Chinese officials are developing high-tech mechanisms to monitor and suppress religious believers as an alternative to physical detention camps, according to a senior United States diplomat.

“The big one that really concerns me is their use of advanced technologies,” Ambassador Sam Brownback, the State Department’s lead official for international religious liberty issues, told the Washington Examiner. “So they’ll have less people locked up probably in the future but more people under oppression by uses of cameras and artificial intelligence and social credit systems, where they will be controlling you.”

Those tactics might help Beijing obscure the repression targeting minorities such as the Uighur Muslims of Xinjiang, where the regime has established mass detention facilities that U.S. officials liken to the “concentration camps” of Nazi Germany. Brownback is emphasizing, through an international ministerial on religious freedom, that the repression will be as severe as it is invisible.

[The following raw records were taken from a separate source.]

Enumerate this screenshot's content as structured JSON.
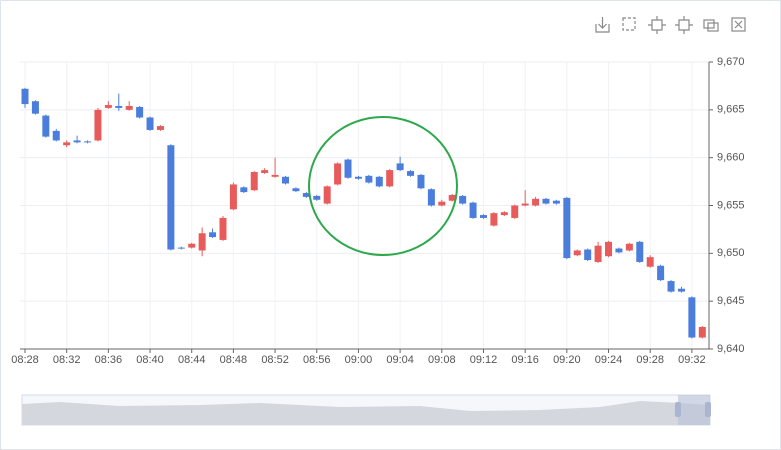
{
  "chart_data": {
    "type": "candlestick",
    "categories": [
      "08:28",
      null,
      null,
      null,
      "08:32",
      null,
      null,
      null,
      "08:36",
      null,
      null,
      null,
      "08:40",
      null,
      null,
      null,
      "08:44",
      null,
      null,
      null,
      "08:48",
      null,
      null,
      null,
      "08:52",
      null,
      null,
      null,
      "08:56",
      null,
      null,
      null,
      "09:00",
      null,
      null,
      null,
      "09:04",
      null,
      null,
      null,
      "09:08",
      null,
      null,
      null,
      "09:12",
      null,
      null,
      null,
      "09:16",
      null,
      null,
      null,
      "09:20",
      null,
      null,
      null,
      "09:24",
      null,
      null,
      null,
      "09:28",
      null,
      null,
      null,
      "09:32",
      null
    ],
    "open": [
      9667.2,
      9665.9,
      9664.4,
      9662.8,
      9661.3,
      9661.8,
      9661.7,
      9661.8,
      9665.2,
      9665.4,
      9665.0,
      9665.3,
      9664.2,
      9662.9,
      9661.3,
      9650.6,
      9650.6,
      9650.3,
      9652.2,
      9651.4,
      9654.6,
      9656.9,
      9656.6,
      9658.4,
      9658.0,
      9658.0,
      9656.8,
      9656.3,
      9656.0,
      9655.2,
      9657.2,
      9659.8,
      9658.0,
      9658.1,
      9658.0,
      9657.0,
      9659.4,
      9658.6,
      9658.2,
      9656.7,
      9655.0,
      9655.5,
      9656.0,
      9655.3,
      9654.0,
      9652.9,
      9654.0,
      9653.7,
      9655.0,
      9655.0,
      9655.7,
      9655.5,
      9655.8,
      9649.8,
      9650.4,
      9649.1,
      9649.7,
      9650.5,
      9650.3,
      9651.2,
      9648.6,
      9648.7,
      9647.1,
      9646.3,
      9645.4,
      9641.2
    ],
    "close": [
      9665.6,
      9664.6,
      9662.2,
      9661.8,
      9661.6,
      9661.6,
      9661.6,
      9665.0,
      9665.5,
      9665.2,
      9665.4,
      9664.2,
      9662.9,
      9663.3,
      9650.4,
      9650.5,
      9651.0,
      9652.1,
      9651.7,
      9653.7,
      9657.2,
      9656.4,
      9658.5,
      9658.7,
      9658.2,
      9657.3,
      9656.5,
      9655.9,
      9655.6,
      9657.0,
      9659.4,
      9657.9,
      9657.8,
      9657.4,
      9657.0,
      9658.7,
      9658.7,
      9658.1,
      9656.8,
      9655.0,
      9655.4,
      9656.1,
      9655.2,
      9653.7,
      9653.7,
      9654.2,
      9654.3,
      9655.0,
      9655.2,
      9655.7,
      9655.2,
      9655.2,
      9649.5,
      9650.3,
      9649.3,
      9650.8,
      9651.2,
      9650.1,
      9651.0,
      9649.1,
      9649.6,
      9647.2,
      9646.0,
      9646.0,
      9641.2,
      9642.3
    ],
    "high": [
      9667.3,
      9666.0,
      9664.5,
      9663.0,
      9661.8,
      9662.3,
      9661.8,
      9665.2,
      9665.9,
      9666.7,
      9665.9,
      9665.4,
      9664.3,
      9663.4,
      9661.4,
      9650.7,
      9651.1,
      9652.7,
      9652.6,
      9653.9,
      9657.4,
      9657.0,
      9658.6,
      9658.9,
      9660.0,
      9658.1,
      9656.9,
      9656.4,
      9656.1,
      9657.1,
      9659.5,
      9659.9,
      9658.1,
      9658.2,
      9658.1,
      9658.8,
      9660.1,
      9658.7,
      9658.3,
      9656.8,
      9655.6,
      9656.2,
      9656.1,
      9655.4,
      9654.1,
      9654.3,
      9654.4,
      9655.1,
      9656.6,
      9655.9,
      9655.8,
      9655.6,
      9655.9,
      9650.4,
      9650.5,
      9651.2,
      9651.3,
      9650.6,
      9651.1,
      9651.3,
      9649.8,
      9648.8,
      9647.2,
      9646.5,
      9645.5,
      9642.4
    ],
    "low": [
      9665.2,
      9664.5,
      9662.1,
      9661.7,
      9661.1,
      9661.5,
      9661.5,
      9661.7,
      9665.1,
      9664.9,
      9664.9,
      9664.1,
      9662.8,
      9662.8,
      9650.3,
      9650.4,
      9650.5,
      9649.7,
      9651.6,
      9651.3,
      9654.5,
      9656.3,
      9656.5,
      9658.3,
      9657.9,
      9657.2,
      9656.4,
      9655.8,
      9655.5,
      9655.1,
      9657.1,
      9657.8,
      9657.7,
      9657.3,
      9656.9,
      9656.9,
      9658.6,
      9658.0,
      9656.7,
      9654.9,
      9654.9,
      9655.4,
      9655.1,
      9653.6,
      9653.6,
      9652.8,
      9653.9,
      9653.6,
      9654.9,
      9654.9,
      9655.1,
      9655.1,
      9649.4,
      9649.7,
      9649.2,
      9649.0,
      9649.6,
      9650.0,
      9650.2,
      9649.0,
      9648.5,
      9647.1,
      9645.9,
      9645.9,
      9641.1,
      9641.1
    ],
    "up_color": "#e85b5b",
    "down_color": "#4a7ddc",
    "ylim": [
      9640,
      9670
    ],
    "yticks": [
      {
        "value": 9640,
        "label": "9,640"
      },
      {
        "value": 9645,
        "label": "9,645"
      },
      {
        "value": 9650,
        "label": "9,650"
      },
      {
        "value": 9655,
        "label": "9,655"
      },
      {
        "value": 9660,
        "label": "9,660"
      },
      {
        "value": 9665,
        "label": "9,665"
      },
      {
        "value": 9670,
        "label": "9,670"
      }
    ],
    "grid": true
  }
}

“If you want to operate in their society, you will not be able to practice your faith,” he said in an interview before the launch of the third annual ministerial this week.

The ministerial is being hosted this year by Poland, although the coronavirus pandemic spurred a decision to hold the forum virtually. The annual series of international religious freedom ministerials was launched by Secretary of State Mike Pompeo in 2018, but State Department officials have attempted to establish it solidly enough that the idea won’t be regarded in diplomatic circles as a pet project of the former Kansas Republican lawmaker.

“We thought it was very important to get other countries to step to make it an enduring practice,” Brownback said when explaining why Poland is hosting the event. “I think that the global push for religious freedom is launched.”